Our meeting at the Lakes, begun with factitious jollity, soon grew dismal enough; and it was still more saddened as we talked of the factions of Irish refugees in America — factions founded principally on the momentous question, who was the greatest man and most glorious hero, of that most inglorious Irish business of ’48; and each imagines he exalts his own favourite “martyr” by disparaging and pulling down the rest — as if the enemy’s Government had not pulled us all down, and ridden roughshod over us. It seems that I have my faction, and Meagher a still stronger one. If our respective partisans could but have seen — as we discussed this question of our own comparative importance — how bitterly and how mournfully we two smiled at one another across the gum-tree fire in that log-hut amongst the forests of the antipodes, perhaps it might have cooled their partizan zeal.

This morning, when we looked out on the snowy waste, we found that all the horses had broken out through the fence into the woods. So we sallied out and spent an hour searching for them all over the rocky country between the two lakes. At last, in a dense part of the forest, we found them cowering under some honeysuckle trees, and nibbling the leaves — a sorry breakfast. Drove them in; and after partaking of Cooper’s breakfast, we mounted and rode on to the “Dog’s Head.” This is a fine promontory running about a mile out into the lake, and fringed all round with noble trees. In a snug cove at the northern side of the “Dog’s Head” is a stone house inhabited by the shepherd in charge of a large flock belonging to a Mr. Clarke, the owner of all the eastern shores of the lake. The day became beautiful and bright. The snow had all disappeared by twelve o’clock, and the lake lay smooth as a mirror. Opposite to us rise several rough wooded peaks; and all that side of the lake is said to be utterly trackless, and nearly impervious, swarming with “native devils” and “native tigers,” two species of hideous beasts of prey about the size of sheep-dogs, which at times make great havoc among the flocks. We have taken the little boat belonging to this station and rowed over to the island, then to another quiet bay where there is a sandy beach, called by the shepherds the “Diamond Beach,” from beautiful little agates and pieces of yellow quartz often found amongst the sands.

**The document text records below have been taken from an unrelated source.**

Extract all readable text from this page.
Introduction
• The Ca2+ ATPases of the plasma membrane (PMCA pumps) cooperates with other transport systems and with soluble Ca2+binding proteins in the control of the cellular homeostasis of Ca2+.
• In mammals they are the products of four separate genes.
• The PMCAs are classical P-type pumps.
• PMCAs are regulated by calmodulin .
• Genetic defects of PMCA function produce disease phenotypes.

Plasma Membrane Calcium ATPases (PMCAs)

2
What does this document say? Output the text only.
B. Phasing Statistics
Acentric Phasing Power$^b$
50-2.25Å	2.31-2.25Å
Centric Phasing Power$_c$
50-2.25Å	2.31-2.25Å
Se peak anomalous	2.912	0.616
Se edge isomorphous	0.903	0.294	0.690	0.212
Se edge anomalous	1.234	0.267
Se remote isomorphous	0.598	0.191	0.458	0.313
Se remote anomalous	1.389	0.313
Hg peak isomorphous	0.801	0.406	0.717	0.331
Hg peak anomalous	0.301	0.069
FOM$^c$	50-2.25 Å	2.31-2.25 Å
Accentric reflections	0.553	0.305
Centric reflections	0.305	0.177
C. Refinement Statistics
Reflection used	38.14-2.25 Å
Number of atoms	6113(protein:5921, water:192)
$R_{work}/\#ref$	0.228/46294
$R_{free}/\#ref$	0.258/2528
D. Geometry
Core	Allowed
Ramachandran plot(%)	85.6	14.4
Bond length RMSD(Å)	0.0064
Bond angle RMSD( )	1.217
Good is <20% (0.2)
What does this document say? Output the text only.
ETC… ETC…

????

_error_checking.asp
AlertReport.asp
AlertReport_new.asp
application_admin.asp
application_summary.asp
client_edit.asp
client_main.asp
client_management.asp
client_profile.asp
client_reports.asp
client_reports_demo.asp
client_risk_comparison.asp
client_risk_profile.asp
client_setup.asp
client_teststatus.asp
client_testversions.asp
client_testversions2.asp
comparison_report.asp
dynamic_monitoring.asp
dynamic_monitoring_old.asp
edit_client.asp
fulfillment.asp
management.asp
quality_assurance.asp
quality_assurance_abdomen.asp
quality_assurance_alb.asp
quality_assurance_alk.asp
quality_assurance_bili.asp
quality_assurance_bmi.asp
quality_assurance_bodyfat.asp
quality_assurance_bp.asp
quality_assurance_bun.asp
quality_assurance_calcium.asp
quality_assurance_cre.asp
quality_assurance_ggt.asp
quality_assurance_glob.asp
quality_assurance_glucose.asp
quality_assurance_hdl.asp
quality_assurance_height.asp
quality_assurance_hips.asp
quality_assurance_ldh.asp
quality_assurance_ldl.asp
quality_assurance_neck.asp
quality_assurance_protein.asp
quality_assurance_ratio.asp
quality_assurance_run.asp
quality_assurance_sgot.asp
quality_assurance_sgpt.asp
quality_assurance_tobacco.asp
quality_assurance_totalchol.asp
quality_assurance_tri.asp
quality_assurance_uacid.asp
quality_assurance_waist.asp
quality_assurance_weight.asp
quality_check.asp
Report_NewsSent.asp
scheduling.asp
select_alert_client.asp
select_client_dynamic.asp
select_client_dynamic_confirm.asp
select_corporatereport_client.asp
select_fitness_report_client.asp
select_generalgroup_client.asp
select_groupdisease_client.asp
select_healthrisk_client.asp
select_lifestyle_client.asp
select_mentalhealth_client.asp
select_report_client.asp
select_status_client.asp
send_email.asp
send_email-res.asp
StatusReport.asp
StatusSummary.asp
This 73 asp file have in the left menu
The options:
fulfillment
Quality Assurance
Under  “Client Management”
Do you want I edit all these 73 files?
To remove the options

18th. — To-day we reluctantly parted, promising to be at the rendezvous again the week after next; and rode our different ways. This day, as the snow was gone, and the forests were all glowing in the sunshine, I wondered the country had seemed desolate to me before. We passed along the skirts and nearly under the perpendicular precipices of Table Mountain; and at last found ourselves on the shoulder of Quoin Hill, and looked down over the valley of Bothwell, which already seems a sort of home to me. From this point the view is wide and magnificent — endless forests and mountains; with small bits of clearing here and there, looking like impertinent intrusions upon the primeval solitudes. Two eagles soar majestically above: and from far down in the profound umbrage below, rings the clear bugle note of the white magpie — a bird which, though called magpie by the colonists, is of a species unknown in the northern hemisphere. So ends my first visit to Lake Sorel: and it has pleased me well at any rate to find that my friends are all unsubdued. The game, I think, is not over yet.